Also known as “adverse cost insurance”, after the event insurance (“ATE”) policies can be purchased by a plaintiff to cover, among other things, the prospect that the plaintiff is unsuccessful at trial and is ordered to pay a defendant’s costs and disbursements. Can a defendant in British Columbia demand that a plaintiff list an ATE policy on their List of Documents?
Pursuant to British Columbia Supreme Court Civil Rule 7-1(3), ‘Insurance Policy’, a party is compelled to include an applicable insurance policy in a List of Documents:
(3) A party must include in the party’s list of documents any insurance policy under which an insurer may be liable
(a) to satisfy the whole or any part of a judgment granted in the action, or
(b) to indemnify or reimburse any party for any money paid by that party in satisfaction of the whole or any part of such a judgment.
Traditionally, this Rule is designed to avoid the situation where a plaintiff incurs substantial cost in obtaining a worthless judgement that is in excess of available insurance coverage available to a defendant, or otherwise to assist in informed settlement discussions. ATE insurance is a relatively new product, however, and no reported British Columbia decision has determined whether an ATE policy is disclosable. The logic behind the traditional application of Rule 7-1(3) is arguably similar in relation to ATE insurance. From a defence perspective, knowing of the existence of an ATE policy can be important. If a defendant knows that a plaintiff with a contentious liability case can go to trial effectively without risk, or that an otherwise impecunious plaintiff will be able to satisfy an award for costs, it can greatly affect a defendant’s strategy in dealing with the claim.

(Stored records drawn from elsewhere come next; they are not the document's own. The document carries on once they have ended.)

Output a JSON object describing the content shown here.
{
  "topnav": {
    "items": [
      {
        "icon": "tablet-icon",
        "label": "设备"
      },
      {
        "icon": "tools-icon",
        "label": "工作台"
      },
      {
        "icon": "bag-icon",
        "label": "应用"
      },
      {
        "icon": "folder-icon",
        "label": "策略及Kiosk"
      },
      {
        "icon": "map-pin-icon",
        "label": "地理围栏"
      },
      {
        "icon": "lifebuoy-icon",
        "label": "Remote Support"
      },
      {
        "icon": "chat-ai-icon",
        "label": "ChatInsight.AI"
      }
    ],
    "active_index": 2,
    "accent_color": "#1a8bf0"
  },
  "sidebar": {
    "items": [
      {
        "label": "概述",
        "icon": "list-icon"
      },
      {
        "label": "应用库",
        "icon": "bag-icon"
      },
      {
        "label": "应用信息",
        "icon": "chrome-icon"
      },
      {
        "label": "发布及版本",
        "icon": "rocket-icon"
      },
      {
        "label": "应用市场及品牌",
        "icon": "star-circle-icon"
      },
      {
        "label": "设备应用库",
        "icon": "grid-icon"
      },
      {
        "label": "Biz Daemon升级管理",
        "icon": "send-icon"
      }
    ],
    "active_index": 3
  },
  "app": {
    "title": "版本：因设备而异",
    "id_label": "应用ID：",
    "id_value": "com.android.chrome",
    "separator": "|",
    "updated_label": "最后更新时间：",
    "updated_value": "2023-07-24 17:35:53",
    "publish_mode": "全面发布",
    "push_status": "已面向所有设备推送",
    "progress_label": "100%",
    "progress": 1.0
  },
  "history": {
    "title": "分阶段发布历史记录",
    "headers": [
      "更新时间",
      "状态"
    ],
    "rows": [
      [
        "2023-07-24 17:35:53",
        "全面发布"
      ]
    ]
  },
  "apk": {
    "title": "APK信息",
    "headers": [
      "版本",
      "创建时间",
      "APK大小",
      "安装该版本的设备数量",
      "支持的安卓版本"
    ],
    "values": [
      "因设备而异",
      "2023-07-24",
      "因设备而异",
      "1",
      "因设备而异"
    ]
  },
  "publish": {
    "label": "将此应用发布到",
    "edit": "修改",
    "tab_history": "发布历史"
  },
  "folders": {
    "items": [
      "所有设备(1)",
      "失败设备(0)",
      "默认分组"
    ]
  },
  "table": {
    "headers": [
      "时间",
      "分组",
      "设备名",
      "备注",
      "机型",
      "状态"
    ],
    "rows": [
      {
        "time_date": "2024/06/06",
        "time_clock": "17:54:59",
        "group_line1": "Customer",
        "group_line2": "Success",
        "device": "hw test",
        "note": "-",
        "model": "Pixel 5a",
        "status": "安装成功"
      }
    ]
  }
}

The law in Ontario on the issue is fairly developed and British Columbia courts may well find the reasoning in the Ontario jurisprudence as persuasive. In Abu-Hmaid v. Napar, 2016 ONSC 2894 and Fleming v. Brown, 2017 ONSC 1430, the Ontario Superior Court of Justice discussed the difference between ATE insurance and the typical third-party liability insurance held by defendants. Both cases found that the underlying policy consideration of the rule favoured disclosure, namely that the existence of an ATE policy plays a strategic role in how actions are conducted. The Courts in Jamieson v. Kapashesit, 2017 ONSC 5784 and Robichaud v. Constantinidis, 2020 ONSC 310, however, restricted the scope of the disclosure obligation to ATE policies which are held by plaintiffs themselves. In those cases, the ATE policy at issue was a blanket policy held by plaintiff counsel’s law firm, and therefore not within the custody, care, or control of the plaintiff.
The Ontario Rule 30.02(3) is nearly identical in wording to the British Columbia Rule 7-1(3), although one difference is that the term “judgment” is defined in the Ontario Rules as “a decision that finally disposes of an application or action on its merits and includes a judgment entered into as a consequence of the default of a party”, whereas “judgment” is not defined in the British Columbia Rules. Still, there is a compelling argument that the term “judgment” as used in Rule 7-1(3) includes an award of costs. Costs can be assessed against an unsuccessful plaintiff and entered as a Certificate of Judgment.
The British Columbia and Ontario Rules are substantially similar, and the underlying policy rationales favouring disclosure exist in both jurisdictions, so one might expect that a British Columbia Court would follow the same reasoning. That is no guarantee, however, as evidenced by differing treatment of the issue as to whether premiums for ATE insurance can be recovered by a plaintiff in an award for costs. In Wynia v. Soviskov, 2017 BCSC 195 and Belknap v. Hicks, 2023 BCSC 172 the BC Supreme Court disallowed premiums for ATE insurance as a disbursement recoverable by a plaintiff, holding that the expense “does not arise from the exigencies of the proceeding and relate directly to the direction, management, or control of the litigation used to prove a claim against the defendant”. There was also some discussion in Belknap, with reference to the “risk premiums” at issue in the Supreme Court of Canada’s decision in Walker v. Ritchie, 2006 SCC 45, about the potential that recoverability may incentivise defendants with meritorious defences to settle and encourage plaintiffs to pursue unmeritorious claims. Recoverability of ATE premiums as a disbursement was disallowed in Ontario in Markovic v. Richards, 2015 ONSC 6983 and Foster v. Durkin, 2016 ONSC 684, however the disbursement was more recently allowed in Stewart v Wood, 2019 ONSC 3931 where recovery of ATE premiums was viewed as an access to justice issue. This is to illustrate that there is disagreement concerning the policy rationales for the involvement of ATE insurance in litigation generally, and due to its relative novelty in litigation, its treatment is still developing.
Demands made by defendants for disclosure of ATE policies in British Columbia are currently being met with varied responses, and the time is ripe for a reported decision on the issue.